Thresher's Cudgel
Description
A Thresher's Cudgel is most commonly a stout knobkerry or shillelagh bound with iron and inlaid with tempest jade. These weapons are often carried by threshers in the Marches, but they are known throughout the Empire. Some unconquered warriors among the Highguard call them Shamansbane weapons, and the nickname is often used by any skirmisher or scout who regularly finds themselves fighting an enemy magician.
Battlefield opportunists find them particularly useful against enemy magicians who use the rely on staffs, finding them much easier to hit during an engagement - and because such implements are generally only carried by competent war casters. The most successful Orcish thief-takers acquire these weapons as a tool against well-equipped thieves who employ magical implements such as Yeoman's Bounty to help them evade pursuit. Some call it Mountebank’s Goodbye after numerous run-ins between thief-takers and the League’s most dastardly criminal magicians.

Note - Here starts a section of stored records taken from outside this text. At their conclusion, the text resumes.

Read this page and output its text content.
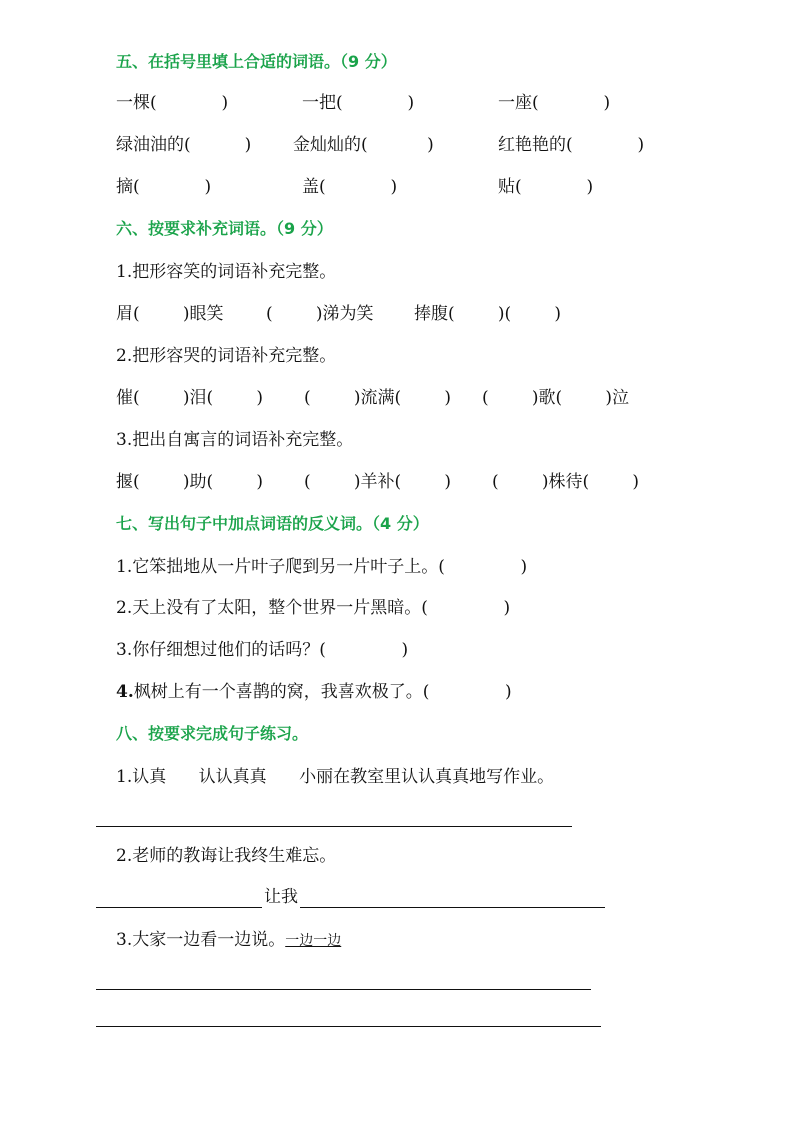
五、在括号里填上合适的词语。（9 分）
一棵(            )	一把(            )	一座(            )
绿油油的(          ) 金灿灿的(           )	红艳艳的(            )
摘(            )	盖(            )	贴(            )
六、按要求补充词语。（9 分）
1.把形容笑的词语补充完整。
眉(        )眼笑	(        )涕为笑 捧腹(        )(        )
2.把形容哭的词语补充完整。
催(        )泪(        ) (        )流满(        ) (        )歌(        )泣
3.把出自寓言的词语补充完整。
揠(        )助(        ) (        )羊补(        ) (        )株待(        )
七、写出句子中加点词语的反义词。（4 分）
1.它笨拙地从一片叶子爬到另一片叶子上。(              )
2.天上没有了太阳，整个世界一片黑暗。(              )
3.你仔细想过他们的话吗？(              )
4.枫树上有一个喜鹊的窝，我喜欢极了。(              )
八、按要求完成句子练习。
1.认真      认认真真      小丽在教室里认认真真地写作业。
2.老师的教诲让我终生难忘。
让我
3.大家一边看一边说。一边一边
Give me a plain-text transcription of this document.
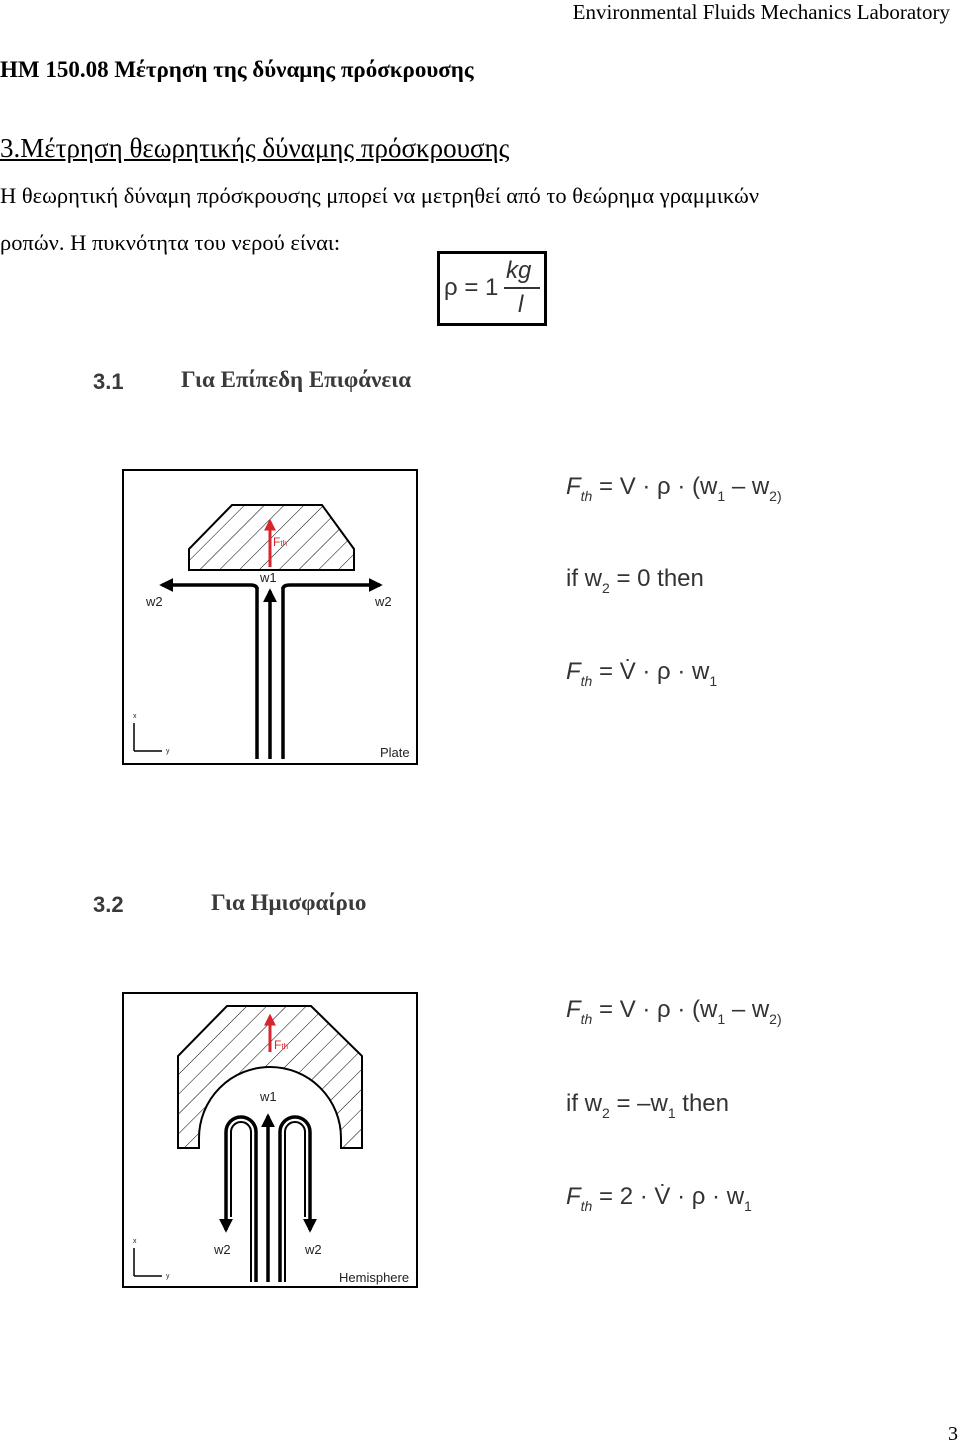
Environmental Fluids Mechanics Laboratory
HM 150.08 Μέτρηση της δύναμης πρόσκρουσης
3.Μέτρηση θεωρητικής δύναμης πρόσκρουσης
Η θεωρητική δύναμη πρόσκρουσης μπορεί να μετρηθεί από το θεώρημα γραμμικών
ροπών. Η πυκνότητα του νερού είναι:
ρ = 1
kg
l
3.1 Για Επίπεδη Επιφάνεια
Fth
w1
w2	w2
x
y	Plate
$F_{th} = V \cdot \rho \cdot (w_1 - w_{2)}$
if $w_2 = 0$ then
$F_{th}$ = V̇ · $\rho \cdot w_1$
3.2	Για Ημισφαίριο
Fth
w1
w2	w2
x
y	Hemisphere
$F_{th} = V \cdot \rho \cdot (w_1 - w_{2)}$
if $w_2 = -w_1$ then
$F_{th} = 2$ · V̇ · $\rho \cdot w_1$
3
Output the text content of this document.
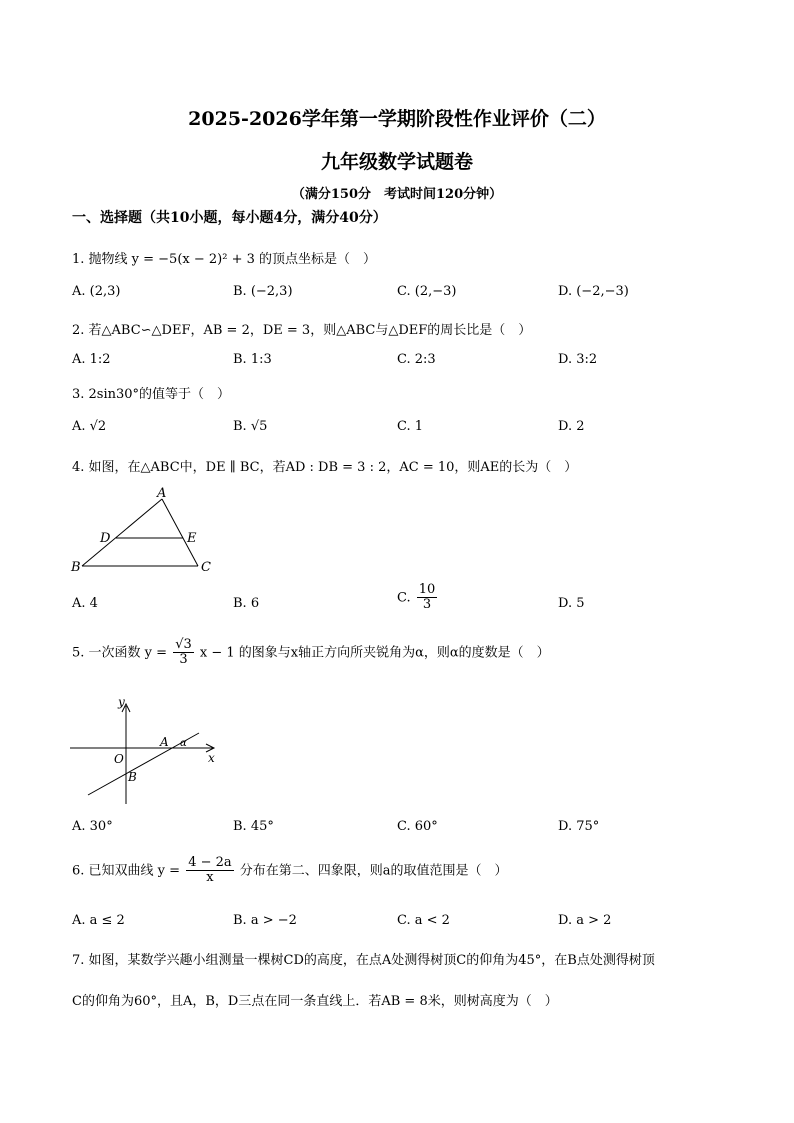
2025-2026学年第一学期阶段性作业评价（二）
九年级数学试题卷
（满分150分　考试时间120分钟）
一、选择题（共10小题，每小题4分，满分40分）
1. 抛物线 y = −5(x − 2)² + 3 的顶点坐标是（　）
A. (2,3)	B. (−2,3)	C. (2,−3)	D. (−2,−3)
2. 若△ABC∽△DEF，AB = 2，DE = 3，则△ABC与△DEF的周长比是（　）
A. 1:2	B. 1:3	C. 2:3	D. 3:2
3. 2sin30°的值等于（　）
A. √2	B. √5	C. 1	D. 2
4. 如图，在△ABC中，DE ∥ BC，若AD : DB = 3 : 2，AC = 10，则AE的长为（　）
A
D	E
B	C
A. 4	B. 6	C. $\frac{10}{3}$	D. 5
5. 一次函数 $y = \frac{√3}{3}$ x − 1 的图象与x轴正方向所夹锐角为α，则α的度数是（　）
y
x
O
A
B
α
A. 30°	B. 45°	C. 60°	D. 75°
6. 已知双曲线 $y = \frac{4 - 2a}{x}$ 分布在第二、四象限，则a的取值范围是（　）
A. a ≤ 2	B. a > −2	C. a < 2	D. a > 2
7. 如图，某数学兴趣小组测量一棵树CD的高度，在点A处测得树顶C的仰角为45°，在B点处测得树顶
C的仰角为60°，且A，B，D三点在同一条直线上．若AB = 8米，则树高度为（　）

Orc-made versions tend to use Jotra, the Rune of Battle, to fight the opponent’s magic, while Highborn artisans, favouring the power of the Winter realm prefer to use the Yoorn, the Rune of Severance, to cut away the enemy’s power. While perfectly capable of wielding them, some magicians are reluctant to bond to a Thresher’s Cudgel, claiming a sense of resentment radiating from the weapon. Some oathwrights explain that as it is the weapon’s nature to destroy mage implements, most examples have an intrinsic dislike of magicians. Most other commentators believe such magicians are simply imagining the effect.
Rules
- Form: Weapon. Takes the form of a one-handed weapon. You must be wielding this weapon to use its magical properties.
- Requirement: Any character can bond to this item.
- Effect: You may spend a hero point to call SHATTER with this one-handed weapon when you strike a mage implement.
- Materials: Crafting a Thresher's Cudgel requires nine ingots of tempest jade. five ingots of green iron, three measures of ambergelt, and three measures of beggar's lye. It takes one month to make one of these items.
The volodny thrust with his staff towards the three sisters, keeping them at bay as around them the tormented spirits of the damned villagers shrieked and wailed.
"I will freeze your blood!" cried the volodny, his eyes flashing with silver. He thrust towards the youngest sister, Zelda Ignazy, but she swung her axe with all her might and struck the staff in the middle, shattering it to splinters. As the volodny reeled back, the spirits of the damned villagers swarmed upon Zelda and whispered to her of her lost love, buried these long six months beneath the frozen earth, and she wept and fell to her knees.
"I will drive you from my presence!" cried the volodny, drawing a rod of twisted pine marked with runes of despair and fear. He swung towards the middle sister, Magda Ignazy, but she swayed aside as a tree sways in a storm, and struck the rod with her sword, shattering it to splinters, As the volodny staggered away, the spirits of the damned villagers surged forward again, and whispered to Magda of her dead daughter, buried these long six years beneath the frozen earth, and she wept and fell to her knees.
"I will bring the shadow of death onto you all!" cried the volodny, and drew from the hidden place beneath his crimson robe a wand carved from the bone of a child and inlaid with the black stone that was his heart, the wand that looked like a wizened finger wearing an iron ring, as heavy as the full moon.
This was what the eldest sister, Rhina Ignazy, had been waiting for. She had held back while her sisters fought, remembering what the goose had told her and her sisters, remembering the advice their grandfather had given them before they set out.
As the volodny darted forward, his sleeves flapping like the wings of a great bloody bat, she struck with her wooden club, and broke the wand into flinders of bone and shattered crystal.
The volodny gave a single terrible cry, and then cracks ran across his skin, as he broke apart like an old clay bowl struck with a hammer, leaving nothing but dust and tattered robes.